Bringing It Together: Evaluating AI Use Against ITIL Principles
Start with Value
Ask: which customer or user outcomes does this AI support? Does it improve utility, warranty, or both? If value is unclear, the design is weak.
Principles and Iteration
Check optimize and automate and progress iteratively with feedback: was the process improved first, and are AI rules and models refined over time?
Holistic and Simple
Consider all four dimensions and avoid needless complexity. Good AI solutions fit people, data, partners, and value streams in a simple, practical way.
Responsible and Governed
Evaluate transparency, fairness, and accountability.
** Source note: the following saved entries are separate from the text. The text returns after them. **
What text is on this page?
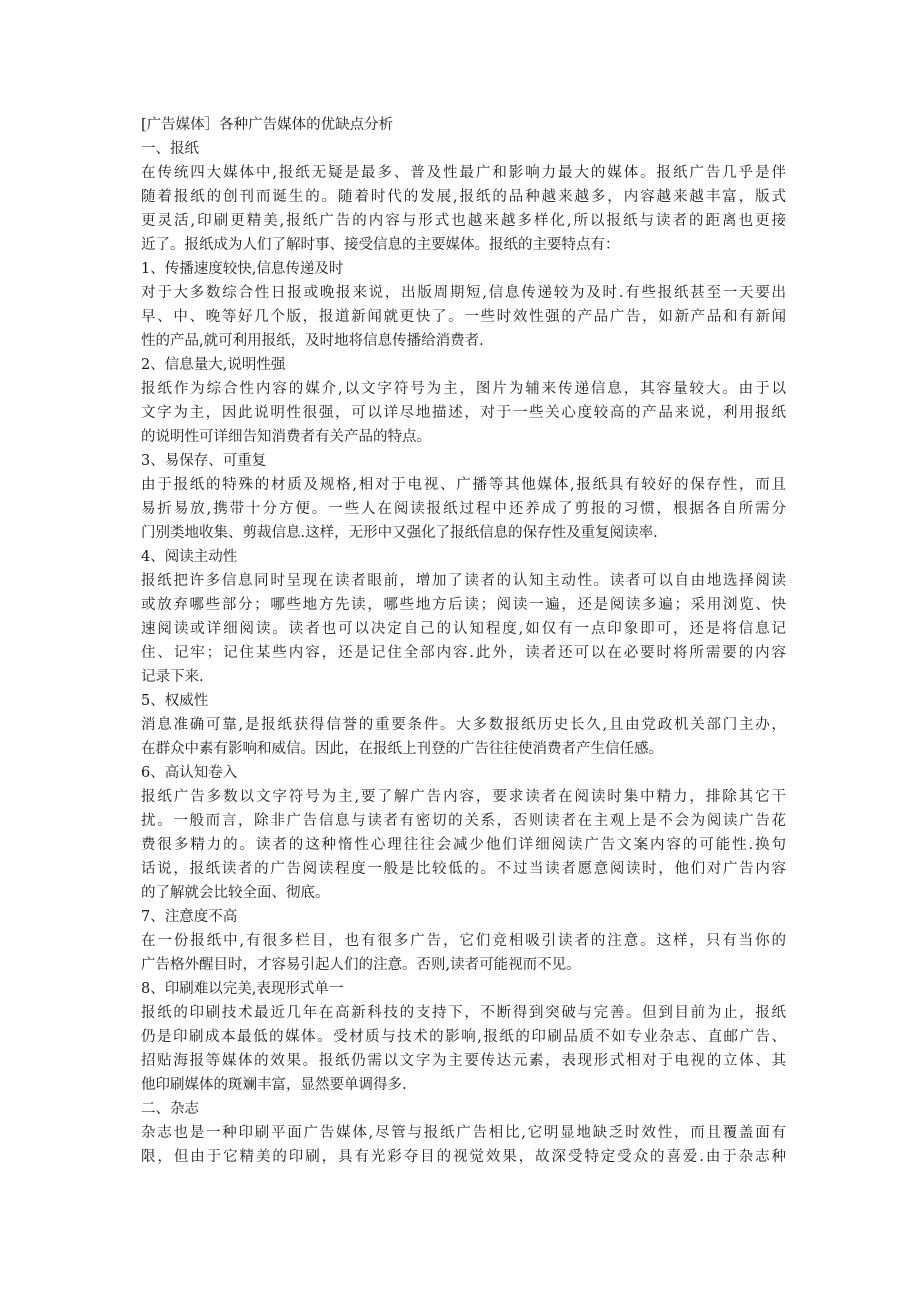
[广告媒体］各种广告媒体的优缺点分析
一、报纸
在传统四大媒体中,报纸无疑是最多、普及性最广和影响力最大的媒体。报纸广告几乎是伴
随着报纸的创刊而诞生的。随着时代的发展,报纸的品种越来越多，内容越来越丰富，版式
更灵活,印刷更精美,报纸广告的内容与形式也越来越多样化,所以报纸与读者的距离也更接
近了。报纸成为人们了解时事、接受信息的主要媒体。报纸的主要特点有：
1、传播速度较快,信息传递及时
对于大多数综合性日报或晚报来说，出版周期短,信息传递较为及时.有些报纸甚至一天要出
早、中、晚等好几个版，报道新闻就更快了。一些时效性强的产品广告，如新产品和有新闻
性的产品,就可利用报纸，及时地将信息传播给消费者.
2、信息量大,说明性强
报纸作为综合性内容的媒介,以文字符号为主，图片为辅来传递信息，其容量较大。由于以
文字为主，因此说明性很强，可以详尽地描述，对于一些关心度较高的产品来说，利用报纸
的说明性可详细告知消费者有关产品的特点。
3、易保存、可重复
由于报纸的特殊的材质及规格,相对于电视、广播等其他媒体,报纸具有较好的保存性，而且
易折易放,携带十分方便。一些人在阅读报纸过程中还养成了剪报的习惯，根据各自所需分
门别类地收集、剪裁信息.这样，无形中又强化了报纸信息的保存性及重复阅读率.
4、阅读主动性
报纸把许多信息同时呈现在读者眼前，增加了读者的认知主动性。读者可以自由地选择阅读
或放弃哪些部分；哪些地方先读，哪些地方后读；阅读一遍，还是阅读多遍；采用浏览、快
速阅读或详细阅读。读者也可以决定自己的认知程度,如仅有一点印象即可，还是将信息记
住、记牢；记住某些内容，还是记住全部内容.此外，读者还可以在必要时将所需要的内容
记录下来.
5、权威性
消息准确可靠,是报纸获得信誉的重要条件。大多数报纸历史长久,且由党政机关部门主办，
在群众中素有影响和威信。因此，在报纸上刊登的广告往往使消费者产生信任感。
6、高认知卷入
报纸广告多数以文字符号为主,要了解广告内容，要求读者在阅读时集中精力，排除其它干
扰。一般而言，除非广告信息与读者有密切的关系，否则读者在主观上是不会为阅读广告花
费很多精力的。读者的这种惰性心理往往会减少他们详细阅读广告文案内容的可能性.换句
话说，报纸读者的广告阅读程度一般是比较低的。不过当读者愿意阅读时，他们对广告内容
的了解就会比较全面、彻底。
7、注意度不高
在一份报纸中,有很多栏目，也有很多广告，它们竞相吸引读者的注意。这样，只有当你的
广告格外醒目时，才容易引起人们的注意。否则,读者可能视而不见。
8、印刷难以完美,表现形式单一
报纸的印刷技术最近几年在高新科技的支持下，不断得到突破与完善。但到目前为止，报纸
仍是印刷成本最低的媒体。受材质与技术的影响,报纸的印刷品质不如专业杂志、直邮广告、
招贴海报等媒体的效果。报纸仍需以文字为主要传达元素，表现形式相对于电视的立体、其
他印刷媒体的斑斓丰富，显然要单调得多.
二、杂志
杂志也是一种印刷平面广告媒体,尽管与报纸广告相比,它明显地缺乏时效性，而且覆盖面有
限，但由于它精美的印刷，具有光彩夺目的视觉效果，故深受特定受众的喜爱.由于杂志种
Well-governed AI manages risks and supports trust, making it consistent with ITIL’s SVS.
Key Terms
- user
- A person who uses services.
- AIOps
- The application of artificial intelligence and machine learning techniques to IT operations data to detect patterns, predict issues, and support automated or assisted remediation.
- service
- A means of enabling value co-creation by facilitating outcomes that customers want to achieve, without the customer having to manage specific costs and risks.
- sponsor
- A person who authorizes budget for service consumption.
- utility
- The functionality offered by a product or service to meet a particular need.
- customer
- A person who defines the requirements for a service and takes responsibility for the outcomes of service consumption.
- warranty
- Assurance that a product or service will meet agreed requirements.
- generative AI
- AI models that can create new content (such as text, code, or images) by learning patterns from large datasets.
- service offering
- A description of one or more services, designed to address the needs of a target consumer group.
- value co-creation
- The joint activities performed by a service provider and a service consumer to create value.
- service management
- A set of specialized organizational capabilities for enabling value for customers in the form of services.
- service value chain
- A set of interconnected activities that an organization performs to deliver a valuable product or service to its consumers and to facilitate value realization.
- predictive analytics
- Techniques, often based on machine learning, that analyze current and historical data to make predictions about future events or behaviors.
- service value system
- A model representing how all the components and activities of an organization work together as a system to enable value creation.
- continual improvement
- A recurring activity performed at all levels to ensure that an organization’s performance continually meets stakeholders’ expectations.
- natural language processing (NLP)
- A field of AI focused on enabling computers to understand, interpret, and generate human language.